Archiving does work just fine for retention scenarios, it will free up space in the primary mailbox, including within the recoverable items subtree. Same goes for deleting items, as they will eventually end up in recoverable items and then moved to the associated structure in the archive mailbox.
- mOrbo-msMar 11, 2026Copper Contributor
Ok thanks.
To get it right:
If there is a "hold" retention Policy for 10 years, a MRM (legacy) Policy for moving items to the archive counts as "hold" for the items and space in the primary mailbox is freed up?
Further more, deleted items in the recoverable items subtree under a "hold" Policy also get moved to the archive and space in the primary mailbox is freed up if the primary mailbox exceeds 90% of its space?
On the other hand, manually moving items to M365 Groups or PublicFolder count as deleting and are moved to the recoverable items subtree, which again is archived at 90% of the primary mailbox size.
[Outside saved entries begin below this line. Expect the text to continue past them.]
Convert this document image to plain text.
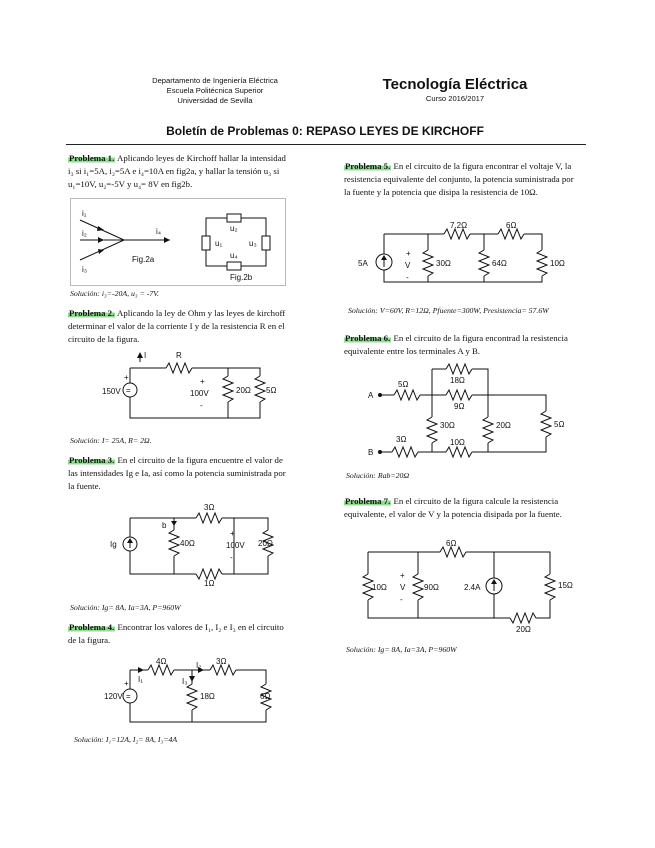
Departamento de Ingeniería Eléctrica
Escuela Politécnica Superior
Universidad de Sevilla
Tecnología Eléctrica
Curso 2016/2017
Boletín de Problemas 0: REPASO LEYES DE KIRCHOFF
Problema 1. Aplicando leyes de Kirchoff hallar la intensidad i₃ si i₁=5A, i₂=5A e i₄=10A en fig2a, y hallar la tensión u₃ si u₁=10V, u₂=-5V y u₄= 8V en fig2b.
i₁
i₂
i₃
i₄
Fig.2a
u₁
u₂
u₃
u₄
Fig.2b
Solución: i₃=-20A, u₃ = -7V.
Problema 2. Aplicando la ley de Ohm y las leyes de kirchoff determinar el valor de la corriente I y de la resistencia R en el circuito de la figura.
=
I	R
150V
+	+
100V
-
20Ω 5Ω
Solución: I= 25A, R= 2Ω.
Problema 3. En el circuito de la figura encuentre el valor de las intensidades Ig e Ia, así como la potencia suministrada por la fuente.
Ig
b
3Ω
40Ω
+
100V
-
20Ω
1Ω
Solución: Ig= 8A, Ia=3A, P=960W
Problema 4. Encontrar los valores de I₁, I₂ e I₃ en el circuito de la figura.
=
4Ω	3Ω
120V
+
18Ω	6Ω
I₁
I₂
I₃
Solución: I₁=12A, I₂= 8A, I₃=4A
Problema 5. En el circuito de la figura encontrar el voltaje V, la resistencia equivalente del conjunto, la potencia suministrada por la fuente y la potencia que disipa la resistencia de 10Ω.
5A
7.2Ω	6Ω
+
V
-
30Ω	64Ω	10Ω
Solución: V=60V, R=12Ω, Pfuente=300W, Presistencia= 57.6W
Problema 6. En el circuito de la figura encontrad la resistencia equivalente entre los terminales A y B.
A
B
5Ω	18Ω
9Ω
30Ω	20Ω	5Ω
3Ω	10Ω
Solución: Rab=20Ω
Problema 7. En el circuito de la figura calcule la resistencia equivalente, el valor de V y la potencia disipada por la fuente.
6Ω
10Ω
+
V
-
90Ω	2.4A	15Ω
20Ω
Solución: Ig= 8A, Ia=3A, P=960W
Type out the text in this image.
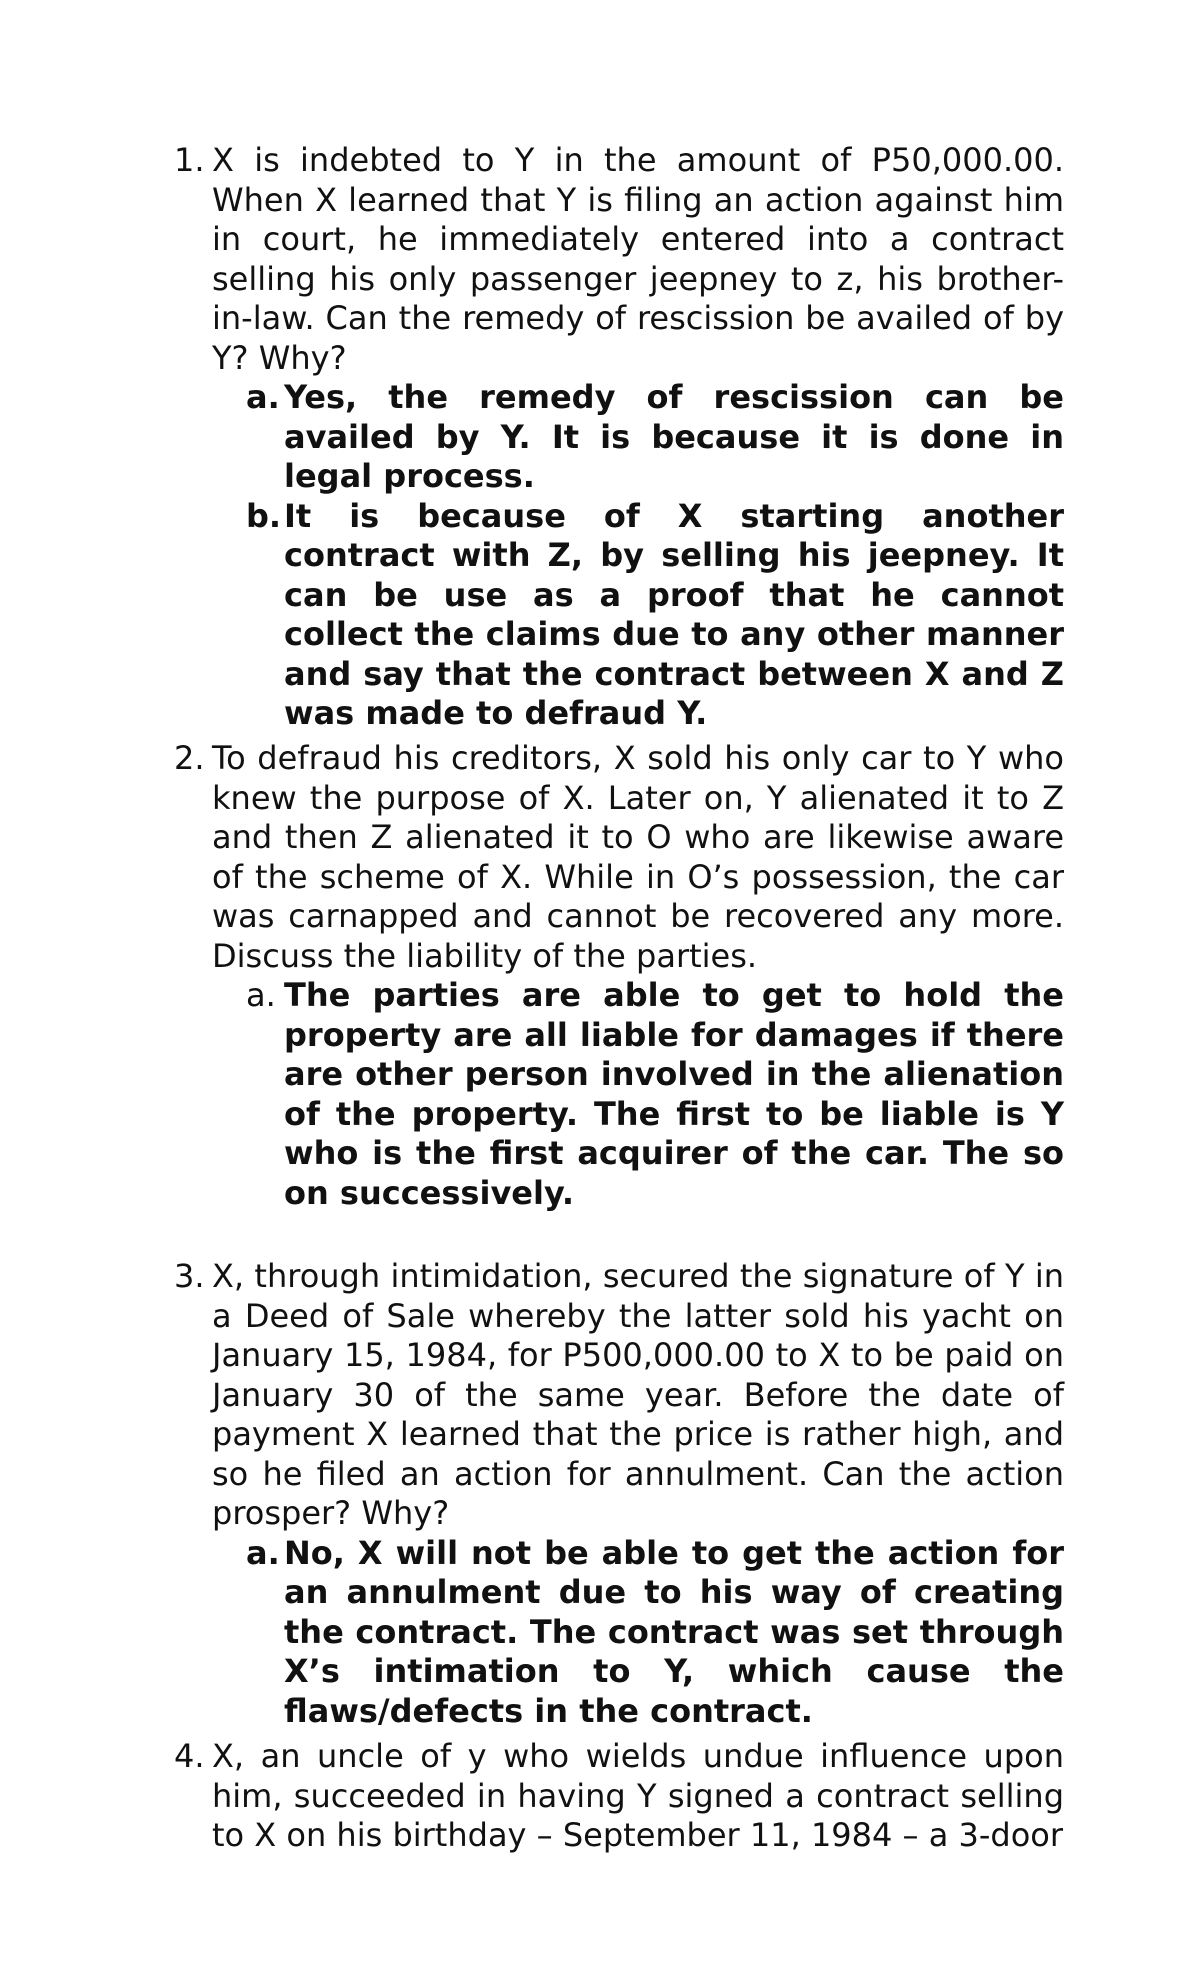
1. X is indebted to Y in the amount of P50,000.00. When X learned that Y is filing an action against him in court, he immediately entered into a contract selling his only passenger jeepney to z, his brother-in-law. Can the remedy of rescission be availed of by Y? Why?
a. Yes, the remedy of rescission can be availed by Y. It is because it is done in legal process.
b. It is because of X starting another contract with Z, by selling his jeepney. It can be use as a proof that he cannot collect the claims due to any other manner and say that the contract between X and Z was made to defraud Y.
2. To defraud his creditors, X sold his only car to Y who knew the purpose of X. Later on, Y alienated it to Z and then Z alienated it to O who are likewise aware of the scheme of X. While in O’s possession, the car was carnapped and cannot be recovered any more. Discuss the liability of the parties.
a. The parties are able to get to hold the property are all liable for damages if there are other person involved in the alienation of the property. The first to be liable is Y who is the first acquirer of the car. The so on successively.
3. X, through intimidation, secured the signature of Y in a Deed of Sale whereby the latter sold his yacht on January 15, 1984, for P500,000.00 to X to be paid on January 30 of the same year. Before the date of payment X learned that the price is rather high, and so he filed an action for annulment. Can the action prosper? Why?
a. No, X will not be able to get the action for an annulment due to his way of creating the contract. The contract was set through X’s intimation to Y, which cause the flaws/defects in the contract.
4. X, an uncle of y who wields undue influence upon him, succeeded in having Y signed a contract selling to X on his birthday – September 11, 1984 – a 3-door
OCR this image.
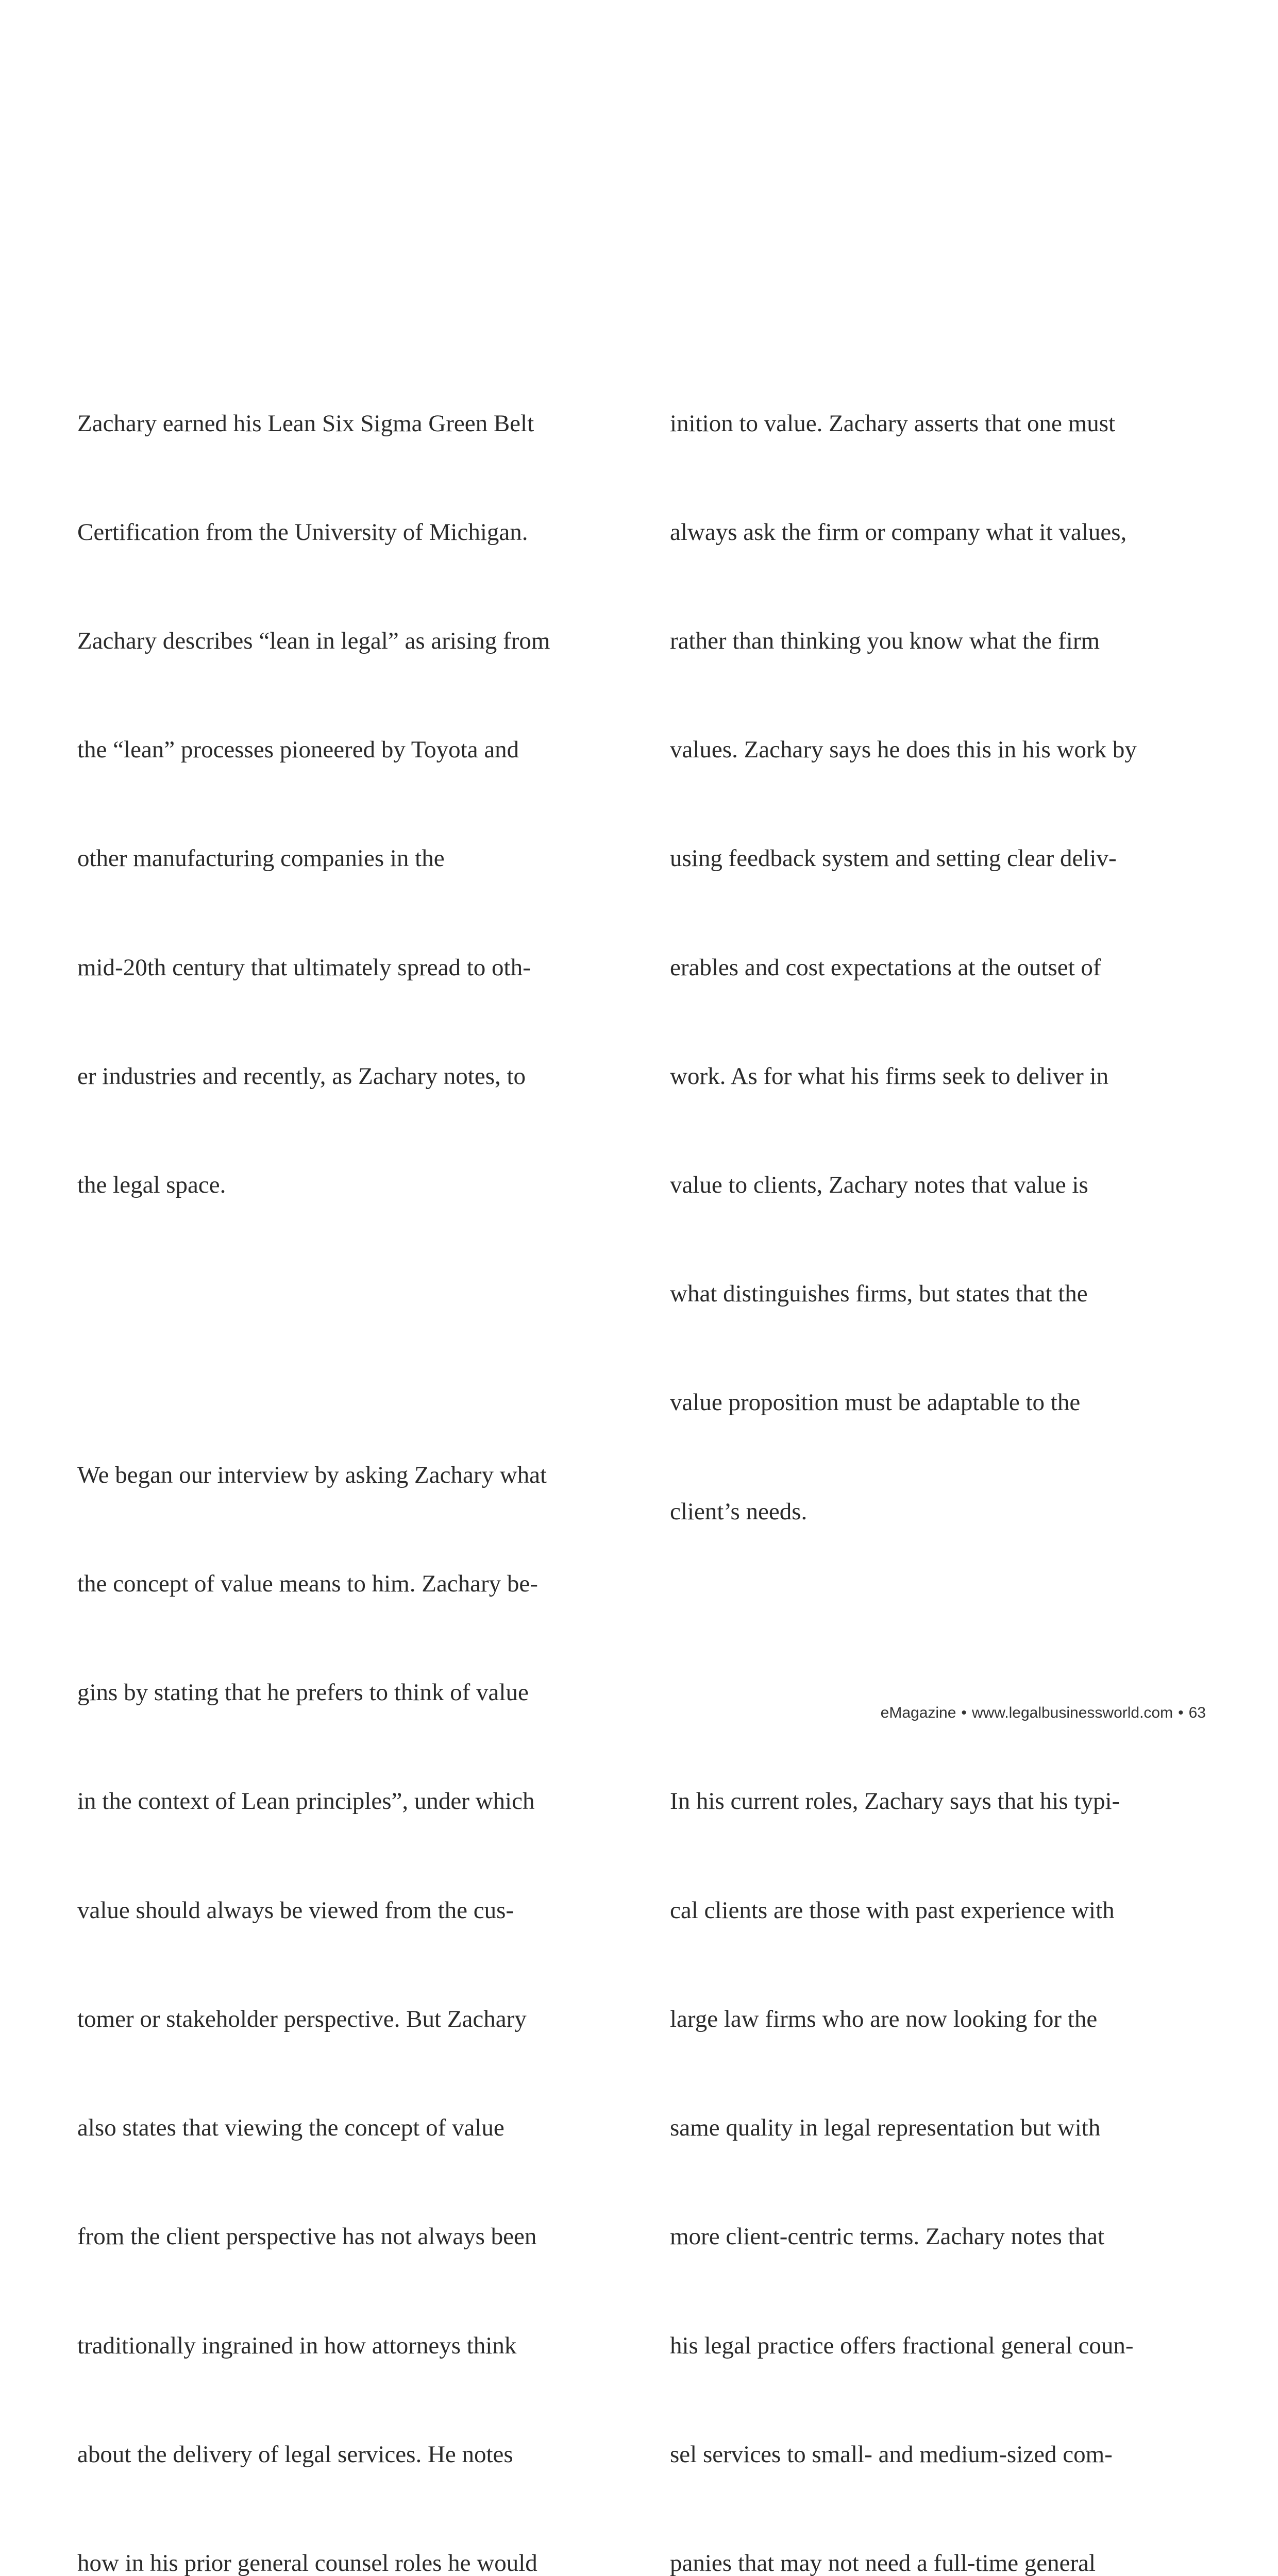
Zachary earned his Lean Six Sigma Green Belt

Certification from the University of Michigan.

Zachary describes “lean in legal” as arising from

the “lean” processes pioneered by Toyota and

other manufacturing companies in the

mid-20th century that ultimately spread to oth-

er industries and recently, as Zachary notes, to

the legal space.

We began our interview by asking Zachary what

the concept of value means to him. Zachary be-

gins by stating that he prefers to think of value

in the context of Lean principles”, under which

value should always be viewed from the cus-

tomer or stakeholder perspective. But Zachary

also states that viewing the concept of value

from the client perspective has not always been

traditionally ingrained in how attorneys think

about the delivery of legal services. He notes

how in his prior general counsel roles he would

inition to value. Zachary asserts that one must

always ask the firm or company what it values,

rather than thinking you know what the firm

values. Zachary says he does this in his work by

using feedback system and setting clear deliv-

erables and cost expectations at the outset of

work. As for what his firms seek to deliver in

value to clients, Zachary notes that value is

what distinguishes firms, but states that the

value proposition must be adaptable to the

client’s needs.

In his current roles, Zachary says that his typi-

cal clients are those with past experience with

large law firms who are now looking for the

same quality in legal representation but with

more client-centric terms. Zachary notes that

his legal practice offers fractional general coun-

sel services to small- and medium-sized com-

panies that may not need a full-time general

eMagazine • www.legalbusinessworld.com • 63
After the 10 years, the recoverable items subtree in the primary mailbox AND the archive is automatically cleaned up, as these items are marked for deleting?
If this is true, this could be a good replacement for Journaling Mailboxes for us.
- VasilMichevMar 12, 2026MVP
There is no 90% threshold, not sure where you got that from. Messages that are deleted from the main mailbox end up in the Recoverable items subtree and are kept there for the duration of any holds affecting them. When the mailbox has an Online archive, a retention tag is automatically applied to the Recoverable items, moving items older than 14 days to the Recoverable items subtree within the archive. So in effect, you still get space in the main mailbox freed up, after a while.
Said tag also ensures that the Recoverable item subtree, which has its own quota independent of the "user" quota, does not get filled up with deleted items. Effectively, with the Online archive you get an extra 100GB quota for the main mailbox and 100GB for the Recoverable items (well 30GB by default, but it changes to 100GB when holds are in play). While less common, you can end up with scenarios where the Recoverable items reaches its quota, thus preventing any item deletions. So having that extra quota helps.
This article gives you more detail on how the Recoverable Items construct works: https://learn.microsoft.com/en-us/exchange/security-and-compliance/recoverable-items-folder/recoverable-items-folder
After a hold expires, items held within the Recoverable items subtree "age out" and are permanently deleted (cannot be recovered anymore). Items that remain in the "main" mailbox will only be affected if you configured a "retain for XXX days and delete" type of tag - no automatic deletion happens unless an admin takes action to enable it.